The Claimant then travelled to Poland for one month vacation during which he complained of increasing pain and discomfort. The Claimant returned to the dentist who removed the sealant, clean the molar and resealed. The pain and discomfort increased and the Claimant visited an out of hours GP who prescribed antibiotics. The Claimant's condition deteriorated and he attended the accident and emergency department of his local hospital. At hospital he was diagnosed with an abscess and sepsis and was immediately admitted for emergency treatment. Surgical invention was required including cutting into the jaw line and cheek to release the infection and to remove the abscess. Two lower right molars were removed. The Claimant stayed in hospital for 2 days. He suffered from nerve damage in addition to the loss of teeth which is was agreed he would not have lost had the infection been treated early.
Breach of duty and partial liability was admitted, however, causation and quantum were disputed. Both parties attended the mediation with solicitors and Counsel. Four hours were allocated to the mediation. The parties initially approached the mediation with an emotionally based assessment of causation and quantum. It became clear there had been a last minute change of Counsel one side who held a different opinion to previously instructed Counsel and felt uncomfortable proceeding with a view they did not support.
There were difficulties in respect of indemnity under an insurance policy. The mediation took place one month before the trial. The mediation opened in open session and then moved between private and open sessions. There was a lack of focus on what each party wanted to achieve from the process with the first three hours of the mediation spent on posturing and advancing the initial legal positions as opposed to interests.
With facilitation the participants took a step back from the dispute and applied reason to the approach they had previously taken. The participants quickly settled into options for resolution that they would not have the opportunity of considering through litigation. The participants reached a resolution they both found fair and reasonable in the last 8 minutes of the mediation.
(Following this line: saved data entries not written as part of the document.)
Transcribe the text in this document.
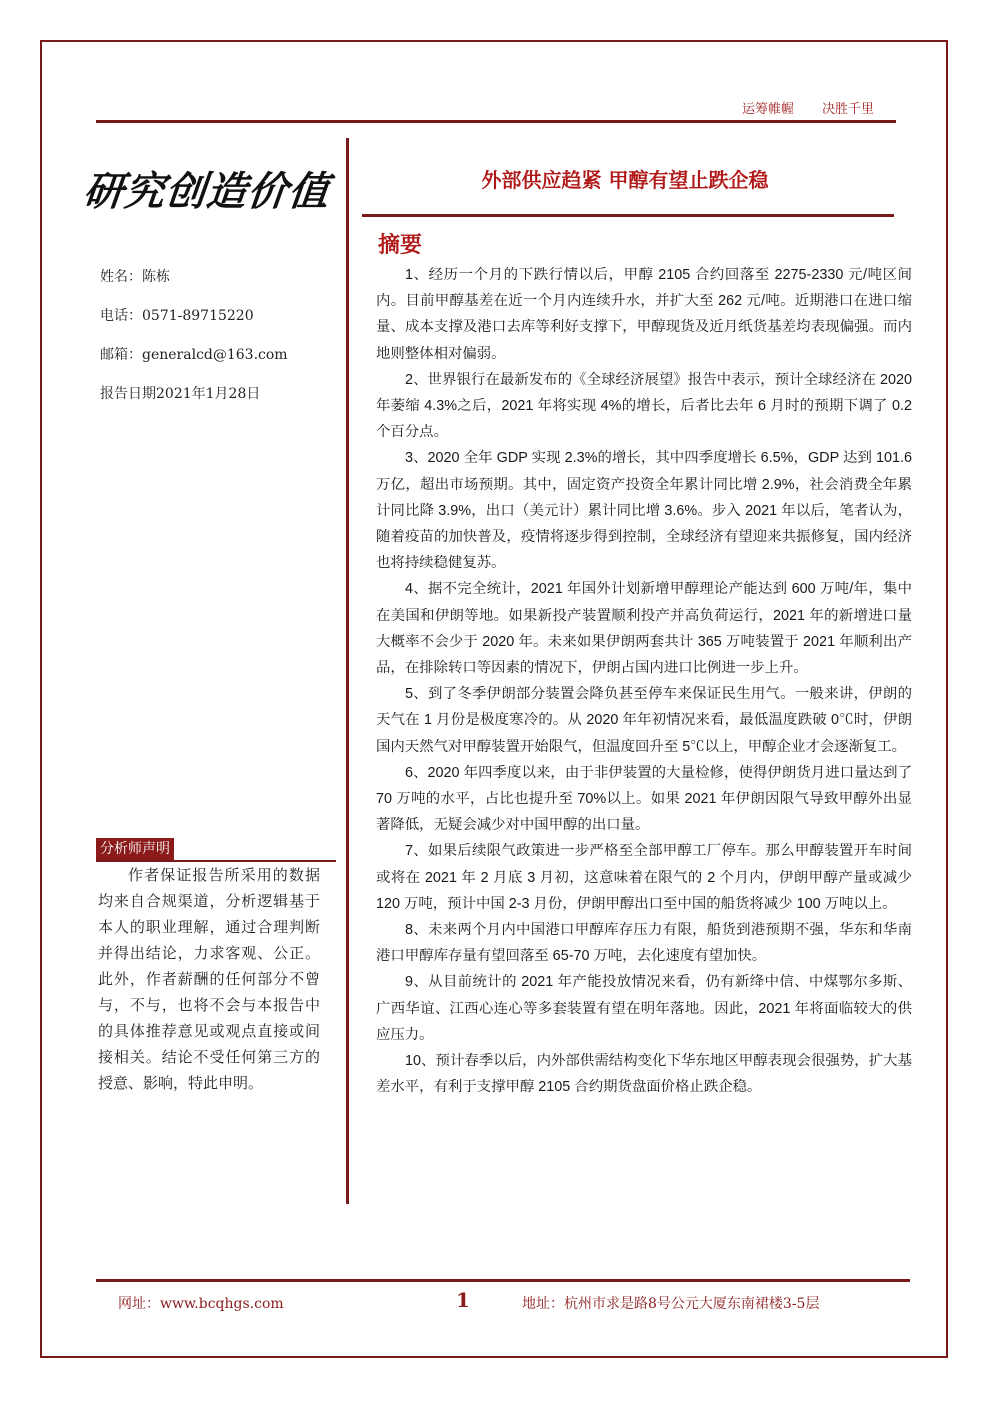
运筹帷幄 决胜千里
研究创造价值	外部供应趋紧 甲醇有望止跌企稳
姓名：陈栋
电话：0571-89715220
邮箱：generalcd@163.com
报告日期2021年1月28日
分析师声明
作者保证报告所采用的数据均来自合规渠道，分析逻辑基于本人的职业理解，通过合理判断并得出结论，力求客观、公正。此外，作者薪酬的任何部分不曾与，不与，也将不会与本报告中的具体推荐意见或观点直接或间接相关。结论不受任何第三方的授意、影响，特此申明。
摘要

1、经历一个月的下跌行情以后，甲醇 2105 合约回落至 2275-2330 元/吨区间内。目前甲醇基差在近一个月内连续升水，并扩大至 262 元/吨。近期港口在进口缩量、成本支撑及港口去库等利好支撑下，甲醇现货及近月纸货基差均表现偏强。而内地则整体相对偏弱。

2、世界银行在最新发布的《全球经济展望》报告中表示，预计全球经济在 2020 年萎缩 4.3%之后，2021 年将实现 4%的增长，后者比去年 6 月时的预期下调了 0.2 个百分点。

3、2020 全年 GDP 实现 2.3%的增长，其中四季度增长 6.5%，GDP 达到 101.6 万亿，超出市场预期。其中，固定资产投资全年累计同比增 2.9%，社会消费全年累计同比降 3.9%，出口（美元计）累计同比增 3.6%。步入 2021 年以后，笔者认为，随着疫苗的加快普及，疫情将逐步得到控制，全球经济有望迎来共振修复，国内经济也将持续稳健复苏。

4、据不完全统计，2021 年国外计划新增甲醇理论产能达到 600 万吨/年，集中在美国和伊朗等地。如果新投产装置顺利投产并高负荷运行，2021 年的新增进口量大概率不会少于 2020 年。未来如果伊朗两套共计 365 万吨装置于 2021 年顺利出产品，在排除转口等因素的情况下，伊朗占国内进口比例进一步上升。

5、到了冬季伊朗部分装置会降负甚至停车来保证民生用气。一般来讲，伊朗的天气在 1 月份是极度寒冷的。从 2020 年年初情况来看，最低温度跌破 0℃时，伊朗国内天然气对甲醇装置开始限气，但温度回升至 5℃以上，甲醇企业才会逐渐复工。

6、2020 年四季度以来，由于非伊装置的大量检修，使得伊朗货月进口量达到了 70 万吨的水平，占比也提升至 70%以上。如果 2021 年伊朗因限气导致甲醇外出显著降低，无疑会减少对中国甲醇的出口量。

7、如果后续限气政策进一步严格至全部甲醇工厂停车。那么甲醇装置开车时间或将在 2021 年 2 月底 3 月初，这意味着在限气的 2 个月内，伊朗甲醇产量或减少 120 万吨，预计中国 2-3 月份，伊朗甲醇出口至中国的船货将减少 100 万吨以上。

8、未来两个月内中国港口甲醇库存压力有限，船货到港预期不强，华东和华南港口甲醇库存量有望回落至 65-70 万吨，去化速度有望加快。

9、从目前统计的 2021 年产能投放情况来看，仍有新绛中信、中煤鄂尔多斯、广西华谊、江西心连心等多套装置有望在明年落地。因此，2021 年将面临较大的供应压力。

10、预计春季以后，内外部供需结构变化下华东地区甲醇表现会很强势，扩大基差水平，有利于支撑甲醇 2105 合约期货盘面价格止跌企稳。

网址：www.bcqhgs.com	1	地址：杭州市求是路8号公元大厦东南裙楼3-5层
(5) NHS Complaint- Clinical Negligence - Legal Costs
Legal costs arising from a dental negligence claim. The Claimant had originally brought a claim against an orthodontist for negligent removal of an upper right crown which in turn fractured the post and root and led to the eventual loss of the tooth. The loss of tooth resulted in a lost opportunity to apply a bridge support for a denture in the upper right 6/7 area.
Liability, causation and quantum disputed. The most significant areas of dispute centred on causation of a psychiatric injury and whether the crown/tooth in that area would have been lost in any event. The claim was eventually settled by way of CPR r.36 offer. The costs claimed equated to 14 times the damages settlement. There were numerous issues including the cost of a post-Jackson ATE premium claimed for liability and causation evidence which was claimed at almost the same amount as the settlement negotiated for damages.
At mediation it quickly transpired there were issues as to insurance funding, potential conflicts of interest between one party, their solicitor and insurer. There was an issue as to whether insurance funding would be withdrawn. A further complication arose with a lien and claim for costs of a formerly instructed solicitor. The claimant attended the costs mediation with a solicitor and an insurer on the telephone. The claimant had a personal financial interest in the settlement of costs given that they had a personal liability for any shortfall in costs.
The defendant also attended together with a solicitor and Counsel. The mediation was scheduled to take 4 hours but the parties agreed, in advance, to go into a further 4 hour session if a resolution was not reached in the first part. Fortunately the parties were able to reach a resolution within 3 hours of the mediation.